By: Kirk Penton, Winnipeg Sun
December 13, 2009
If it's Saturday in December, it must be ringette.
That's basically how Carrie Nash lives her life these days. The 20-year-old University of Manitoba student plays not only three sports, but she plays them all at a top level.
She is the top offensive threat for the Manitoba Jets of the National Ringette League, on scholarship to play soccer for the Bisons, and a member of Canada's Winnipeg-based women's bandy team.
In other words, her day planner is fatter than Tiger Woods' little black book.
"I like to stay busy. It keeps the schedule packed up," Nash said, finding time to squeeze in an interview between a pair of NRL games yesterday. "There's never a down moment."
Nash was held off the score sheet yesterday in her first of two ringette contests, a 5-2 loss to the Western Conference-leading Edmonton WAM! at River East Arena. She did, however, show off her impressive skills that she began honing at the tender age of four.

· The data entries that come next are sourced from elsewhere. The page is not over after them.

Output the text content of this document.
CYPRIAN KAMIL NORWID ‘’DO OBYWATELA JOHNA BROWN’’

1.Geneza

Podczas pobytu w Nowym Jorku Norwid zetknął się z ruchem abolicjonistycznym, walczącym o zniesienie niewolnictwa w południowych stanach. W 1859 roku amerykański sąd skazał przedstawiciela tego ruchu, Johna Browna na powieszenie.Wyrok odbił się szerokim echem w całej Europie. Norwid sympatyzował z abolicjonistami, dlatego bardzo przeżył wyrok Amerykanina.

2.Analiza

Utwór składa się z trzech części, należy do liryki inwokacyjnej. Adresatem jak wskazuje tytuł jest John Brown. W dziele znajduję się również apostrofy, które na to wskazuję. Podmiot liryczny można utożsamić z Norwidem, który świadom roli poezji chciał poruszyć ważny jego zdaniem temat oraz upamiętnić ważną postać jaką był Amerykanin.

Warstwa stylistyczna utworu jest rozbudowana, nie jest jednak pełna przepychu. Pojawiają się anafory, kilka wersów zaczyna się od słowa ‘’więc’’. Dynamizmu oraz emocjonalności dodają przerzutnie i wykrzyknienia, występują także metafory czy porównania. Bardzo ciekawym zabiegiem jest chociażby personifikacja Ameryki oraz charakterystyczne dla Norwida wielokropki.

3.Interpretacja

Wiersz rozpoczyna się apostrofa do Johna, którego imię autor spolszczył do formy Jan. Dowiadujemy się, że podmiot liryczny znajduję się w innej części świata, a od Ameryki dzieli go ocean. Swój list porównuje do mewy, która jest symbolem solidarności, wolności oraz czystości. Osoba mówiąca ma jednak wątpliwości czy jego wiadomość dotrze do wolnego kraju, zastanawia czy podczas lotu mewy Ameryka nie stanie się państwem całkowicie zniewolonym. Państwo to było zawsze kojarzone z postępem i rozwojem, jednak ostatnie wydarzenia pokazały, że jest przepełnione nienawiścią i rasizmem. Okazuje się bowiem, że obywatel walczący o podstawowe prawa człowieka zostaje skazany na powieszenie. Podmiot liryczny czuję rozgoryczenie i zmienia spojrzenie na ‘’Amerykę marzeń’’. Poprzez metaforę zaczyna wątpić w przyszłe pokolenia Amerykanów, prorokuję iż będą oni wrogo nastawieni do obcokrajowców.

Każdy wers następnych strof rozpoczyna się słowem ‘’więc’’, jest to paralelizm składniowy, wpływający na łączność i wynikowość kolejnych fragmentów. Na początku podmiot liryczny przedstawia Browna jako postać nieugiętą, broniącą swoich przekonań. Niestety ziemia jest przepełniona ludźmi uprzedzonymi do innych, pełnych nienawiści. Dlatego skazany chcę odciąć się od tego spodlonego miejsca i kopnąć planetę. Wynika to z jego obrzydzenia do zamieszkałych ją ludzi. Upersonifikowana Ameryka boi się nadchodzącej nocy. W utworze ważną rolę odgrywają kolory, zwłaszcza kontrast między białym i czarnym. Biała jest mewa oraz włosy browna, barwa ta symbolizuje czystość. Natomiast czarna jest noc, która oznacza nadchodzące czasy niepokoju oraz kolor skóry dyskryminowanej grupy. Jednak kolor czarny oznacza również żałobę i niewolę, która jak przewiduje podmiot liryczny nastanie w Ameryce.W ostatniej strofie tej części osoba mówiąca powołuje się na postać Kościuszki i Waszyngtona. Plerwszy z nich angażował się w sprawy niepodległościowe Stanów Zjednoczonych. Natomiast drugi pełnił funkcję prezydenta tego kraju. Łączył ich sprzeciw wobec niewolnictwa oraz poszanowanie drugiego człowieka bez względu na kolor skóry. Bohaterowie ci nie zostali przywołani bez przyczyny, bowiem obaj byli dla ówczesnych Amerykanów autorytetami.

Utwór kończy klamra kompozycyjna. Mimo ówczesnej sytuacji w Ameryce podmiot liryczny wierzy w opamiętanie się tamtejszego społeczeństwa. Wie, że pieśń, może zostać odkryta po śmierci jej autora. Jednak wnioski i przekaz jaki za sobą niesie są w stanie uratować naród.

In the second half she took control of the ring in the corner of the Edmonton zone, dipsy-doodled her way into the slot and rifled a shot that just missed the top corner.
Nash had played in only seven games prior to yesterday's action, yet she was fourth in Jets scoring with five goals and four assists. That gave her a team-high mark of 1.29 points per game.
Nash was one of only four players to start all 14 games for the Bison soccer team this fall, and she registered one assist while playing a team-high 1,079 minutes in her defensive role.
Nash also travelled to Minnesota last month with the Canadian women's bandy team for a pair of exhibition matches. She will compete with the squad at the women's world championship in Norway this February.
It's exhausting just writing about Nash, who, according to someone very close to her, has all the tools necessary to play three sports and play them well.
"She's a very intense player," said Nash's mom Rowena, who coaches her daughter as the Jets' bench boss. "She takes every sport seriously and wants to give 100% and gets angry when teammates aren't equal to that expectation, especially at this level.
"She expects that everyone's going to put out on the ice what she's putting out on the ice or on the field. She sets a high standard by herself, which is good.
"I don't have to push her, I don't have to drag her, I don't have to make her do anything she has to do."
Nash is also dedicated to her studies, and she finds time to work for the North Winnipeg Ringette Association to earn a little cash.
Not that she has a lot of spare time in which to spend it.
"Not really during school time," she said. "I try and take all my spare time for studying, to keep up with the marks. Otherwise it's just practices and everything else."
Her current schedule makes it appear that she has plenty of free time in the spring and summer, but that's not the case. She plays spring and summer ringette, and she has been a longtime member of the South End United soccer club.
So it's not surprising to hear that Nash was disappointed when the U of M decreed that its athletes are no longer allowed to play club soccer in the summer.
"Lots of people ask which one is the favourite sport, but it's always good to have a change," Nash said. "I like the soccer during school, because it helps me getting through school. During the Bison season, soccer is number one, because they are paying for school.
"It's a solid two months, so once it's done it's good to change it up and do something different."
She could have added a fourth sport to her daunting schedule, but she had to tell the Bison track team that she just couldn't do it.
"I don't have time for that," she said.
- Sports: ringette, soccer and bandy
- Teams: Manitoba Jets (ringette), University of Manitoba Bisons (soccer), Canadian national team (bandy)
- Positions: centre/forward (ringette); defender (soccer); midfielder/forward (bandy)
- School: University of Manitoba
- Year: third
- Major: science
- Age: 20
- Height: 5-foot-6
- High School: Maples
- Fun Fact: Nash is close friends with another multi-sport athlete in Caley Miskimmin, who plays soccer and runs track for the Bisons, is a member of the national bandy team and dabbles in ringette. "She lives right around the corner. I see her more than I actually see most of my family. We do a lot of carpooling together. We're kind of living the same life."